Increasingly, we have seen a trend of NFL teams prioritizing length and size in their defensive backs and coveting players who may have better physical traits over players who lack size, but are just excellent football players. What Molden lacks in size and speed, he makes up ten fold with his instincts, awareness, short-area quicks, and toughness. Molden is an ideal nickel in today’s NFL and teams would be wise not to sleep on him.
Below is a scouting report of Molden based off film study of him from this season's tape.
Molden is a fourth-year senior who has played a lot of football in his time at Washington. He primarily lines up at nickel in Washington’s defense and also has reps as an outside corner as well as safety. He has just above average size and top-end speed but is quick in short areas.
In the passing game he has outstanding route awareness and anticipation. He quickly reads route combinations underneath and beats wide receivers out of their breaks. He has very good timing. He’ll jump quick hitting pass plays and get his hands inside for deflections. He has outstanding instincts in zone coverage and has excellent short-area quicks to close.

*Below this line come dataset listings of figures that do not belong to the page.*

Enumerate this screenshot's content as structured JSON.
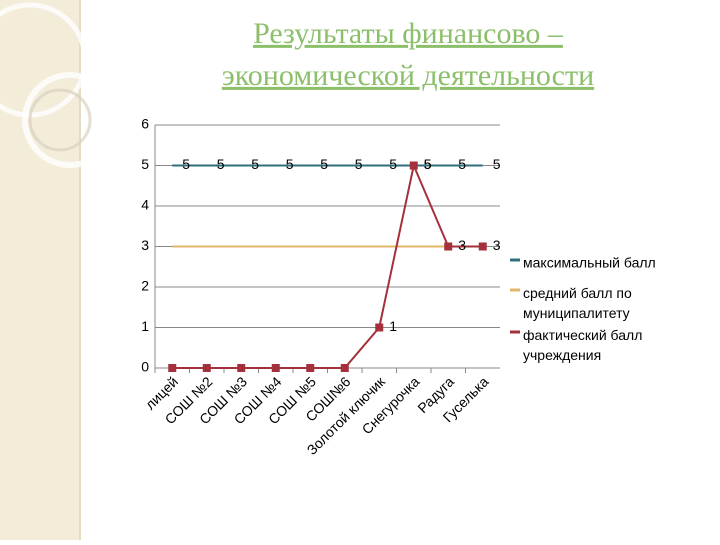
{
  "header": {
    "title_lines": [
      "Результаты финансово –",
      "экономической деятельности"
    ]
  },
  "chart_data": {
    "type": "line",
    "categories": [
      "лицей",
      "СОШ №2",
      "СОШ №3",
      "СОШ №4",
      "СОШ №5",
      "СОШ№6",
      "Золотой ключик",
      "Снегурочка",
      "Радуга",
      "Гуселька"
    ],
    "series": [
      {
        "name": "максимальный балл",
        "color": "#2f6f7e",
        "values": [
          5,
          5,
          5,
          5,
          5,
          5,
          5,
          5,
          5,
          5
        ],
        "labels": true,
        "markers": false
      },
      {
        "name": "средний  балл по муниципалитету",
        "color": "#e2b76a",
        "values": [
          3,
          3,
          3,
          3,
          3,
          3,
          3,
          3,
          3,
          3
        ],
        "labels": false,
        "markers": false
      },
      {
        "name": "фактический балл учреждения",
        "color": "#a3303a",
        "values": [
          0,
          0,
          0,
          0,
          0,
          0,
          1,
          5,
          3,
          3
        ],
        "labels": true,
        "markers": true
      }
    ],
    "ylim": [
      0,
      6
    ],
    "yticks": [
      0,
      1,
      2,
      3,
      4,
      5,
      6
    ],
    "grid": true
  }
}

In man coverage he shows outstanding competitiveness and toughness. Likes to get his hands on receivers early and make it difficult for receivers off the line. More explosive route-runners can set him up with double moves and separate across the field. He works to recover and get back in on a play, but struggles to close the gap and his athletic limitations are exposed. He has a hard time keeping up vertically, but does a good job getting his head around to locate the ball. He has outstanding timing and instincts to dislodge the football at the catch point and exceptional ball skills and production when the ball is in the air down the field.
He's arguably the best run defending corner in this class. He's quick to key and read run with an outstanding trigger and a very good tackler in space and is tough to defeat blocks.

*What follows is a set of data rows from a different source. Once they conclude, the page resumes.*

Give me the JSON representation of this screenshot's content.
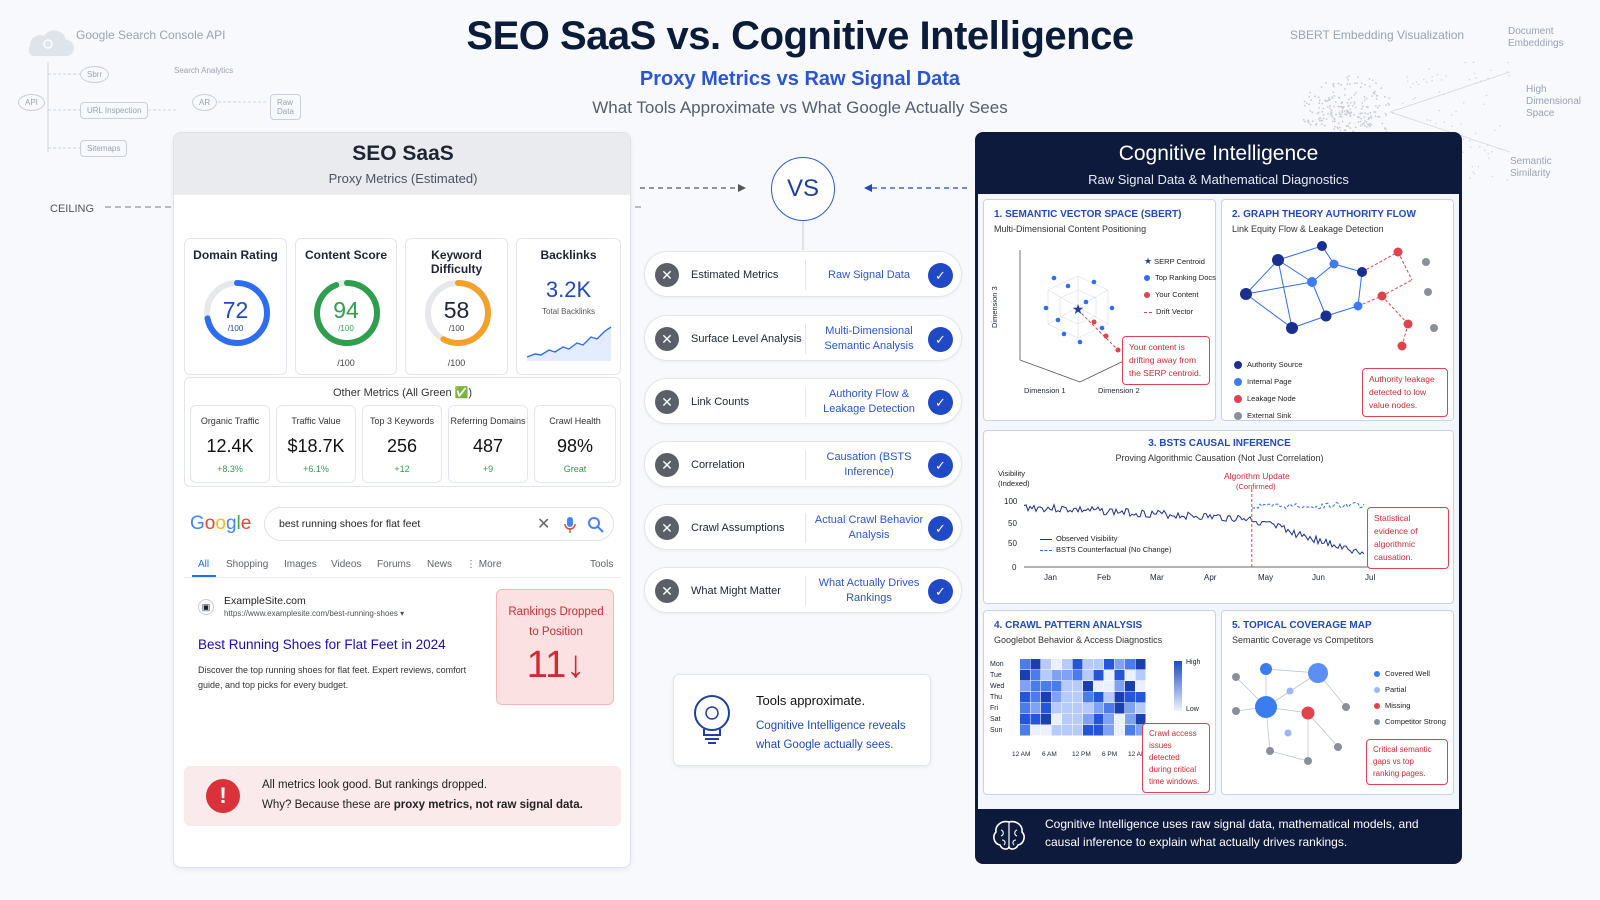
{
  "header": {
    "title": "SEO SaaS vs. Cognitive Intelligence",
    "subtitle": "Proxy Metrics vs Raw Signal Data",
    "tagline": "What Tools Approximate vs What Google Actually Sees"
  },
  "background": {
    "api_title": "Google Search Console API",
    "search_analytics": "Search Analytics",
    "nodes": [
      "Sbrr",
      "URL Inspection",
      "Sitemaps",
      "Raw Data",
      "AR",
      "API"
    ],
    "sbert_title": "SBERT Embedding Visualization",
    "doc_embeddings": "Document Embeddings",
    "high_dim": "High Dimensional Space",
    "semantic_similarity": "Semantic Similarity",
    "ceiling": "CEILING"
  },
  "left": {
    "title": "SEO SaaS",
    "subtitle": "Proxy Metrics (Estimated)",
    "gauges": [
      {
        "label": "Domain Rating",
        "value": "72",
        "unit": "/100",
        "fraction": 0.72,
        "color": "#2f6df0"
      },
      {
        "label": "Content Score",
        "value": "94",
        "unit": "/100",
        "below": "/100",
        "fraction": 0.94,
        "color": "#2f9e4f"
      },
      {
        "label": "Keyword Difficulty",
        "value": "58",
        "unit": "/100",
        "below": "/100",
        "fraction": 0.58,
        "color": "#f3a128"
      }
    ],
    "backlinks": {
      "label": "Backlinks",
      "value": "3.2K",
      "caption": "Total Backlinks"
    },
    "other_title": "Other Metrics (All Green ✅)",
    "other_metrics": [
      {
        "label": "Organic Traffic",
        "value": "12.4K",
        "delta": "+8.3%"
      },
      {
        "label": "Traffic Value",
        "value": "$18.7K",
        "delta": "+6.1%"
      },
      {
        "label": "Top 3 Keywords",
        "value": "256",
        "delta": "+12"
      },
      {
        "label": "Referring Domains",
        "value": "487",
        "delta": "+9"
      },
      {
        "label": "Crawl Health",
        "value": "98%",
        "delta": "Great"
      }
    ],
    "google": {
      "logo": "Google",
      "query": "best running shoes for flat feet",
      "tabs": [
        "All",
        "Shopping",
        "Images",
        "Videos",
        "Forums",
        "News",
        "⋮ More",
        "Tools"
      ],
      "site": "ExampleSite.com",
      "url": "https://www.examplesite.com/best-running-shoes ▾",
      "result_title": "Best Running Shoes for Flat Feet in 2024",
      "snippet": "Discover the top running shoes for flat feet. Expert reviews, comfort guide, and top picks for every budget.",
      "rank_text": "Rankings Dropped to Position",
      "rank_value": "11↓"
    },
    "alert": {
      "line1": "All metrics look good. But rankings dropped.",
      "line2_a": "Why? Because these are ",
      "line2_b": "proxy metrics, not raw signal data."
    }
  },
  "center": {
    "vs": "VS",
    "rows": [
      {
        "left": "Estimated Metrics",
        "right": "Raw Signal Data"
      },
      {
        "left": "Surface Level Analysis",
        "right": "Multi-Dimensional Semantic Analysis"
      },
      {
        "left": "Link Counts",
        "right": "Authority Flow & Leakage Detection"
      },
      {
        "left": "Correlation",
        "right": "Causation (BSTS Inference)"
      },
      {
        "left": "Crawl Assumptions",
        "right": "Actual Crawl Behavior Analysis"
      },
      {
        "left": "What Might Matter",
        "right": "What Actually Drives Rankings"
      }
    ],
    "box_title": "Tools approximate.",
    "box_body": "Cognitive Intelligence reveals what Google actually sees."
  },
  "right": {
    "title": "Cognitive Intelligence",
    "subtitle": "Raw Signal Data & Mathematical Diagnostics",
    "c1": {
      "title": "1. SEMANTIC VECTOR SPACE (SBERT)",
      "sub": "Multi-Dimensional Content Positioning",
      "axis3": "Dimension 3",
      "axis1": "Dimension 1",
      "axis2": "Dimension 2",
      "legend": [
        "SERP Centroid",
        "Top Ranking Docs",
        "Your Content",
        "Drift Vector"
      ],
      "callout": "Your content is drifting away from the SERP centroid."
    },
    "c2": {
      "title": "2. GRAPH THEORY AUTHORITY FLOW",
      "sub": "Link Equity Flow & Leakage Detection",
      "legend": [
        "Authority Source",
        "Internal Page",
        "Leakage Node",
        "External Sink"
      ],
      "callout": "Authority leakage detected to low value nodes."
    },
    "c3": {
      "title": "3. BSTS CAUSAL INFERENCE",
      "sub": "Proving Algorithmic Causation (Not Just Correlation)",
      "ylabel": "Visibility (Indexed)",
      "yticks": [
        "100",
        "50",
        "50",
        "0"
      ],
      "months": [
        "Jan",
        "Feb",
        "Mar",
        "Apr",
        "May",
        "Jun",
        "Jul"
      ],
      "event": "Algorithm Update",
      "event_sub": "(Confirmed)",
      "legend": [
        "Observed Visibility",
        "BSTS Counterfactual (No Change)"
      ],
      "callout": "Statistical evidence of algorithmic causation."
    },
    "c4": {
      "title": "4. CRAWL PATTERN ANALYSIS",
      "sub": "Googlebot Behavior & Access Diagnostics",
      "days": [
        "Mon",
        "Tue",
        "Wed",
        "Thu",
        "Fri",
        "Sat",
        "Sun"
      ],
      "hours": [
        "12 AM",
        "6 AM",
        "12 PM",
        "6 PM",
        "12 AM"
      ],
      "high": "High",
      "low": "Low",
      "callout": "Crawl access issues detected during critical time windows."
    },
    "c5": {
      "title": "5. TOPICAL COVERAGE MAP",
      "sub": "Semantic Coverage vs Competitors",
      "legend": [
        "Covered Well",
        "Partial",
        "Missing",
        "Competitor Strong"
      ],
      "callout": "Critical semantic gaps vs top ranking pages."
    },
    "footer": "Cognitive Intelligence uses raw signal data, mathematical models, and causal inference to explain what actually drives rankings."
  },
  "colors": {
    "accent": "#2a55d6",
    "navy": "#0e1a3c",
    "red": "#e0434b",
    "green": "#2f9e4f"
  }
}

Overall, Molden’s size and athletic deficiencies will limit him to being a nickel only in the NFL, but his combination of instincts, quickness, and toughness makes him an easy projection at the next level and should be a day one starter inside and a difference maker for years to come.
While the league may put a higher emphasis on physical traits at the cornerback position, players such as Molden should not be overlooked. We have seen countless times where corners who may not run fast or have the requisite length fall in the draft and then still produce at the next level. Players like Desmond King, Chris Harris, Tyrann Mathieu, and Lamarcus Joyner are all players who have had very successful NFL careers while lacking elite top end physical traits.
Molden will likely be drafted as a late-second or early-third-round pick and wind up starting day one as a rookie. We’ll hear all season how he was underdrafted and how he was a steal for whichever team takes him. He will make plays, be sure a tackler, and a consummate professional from the moment he steps into the building. He is one of the easiest evaluations in this upcoming class and NFL teams should not over complicate it.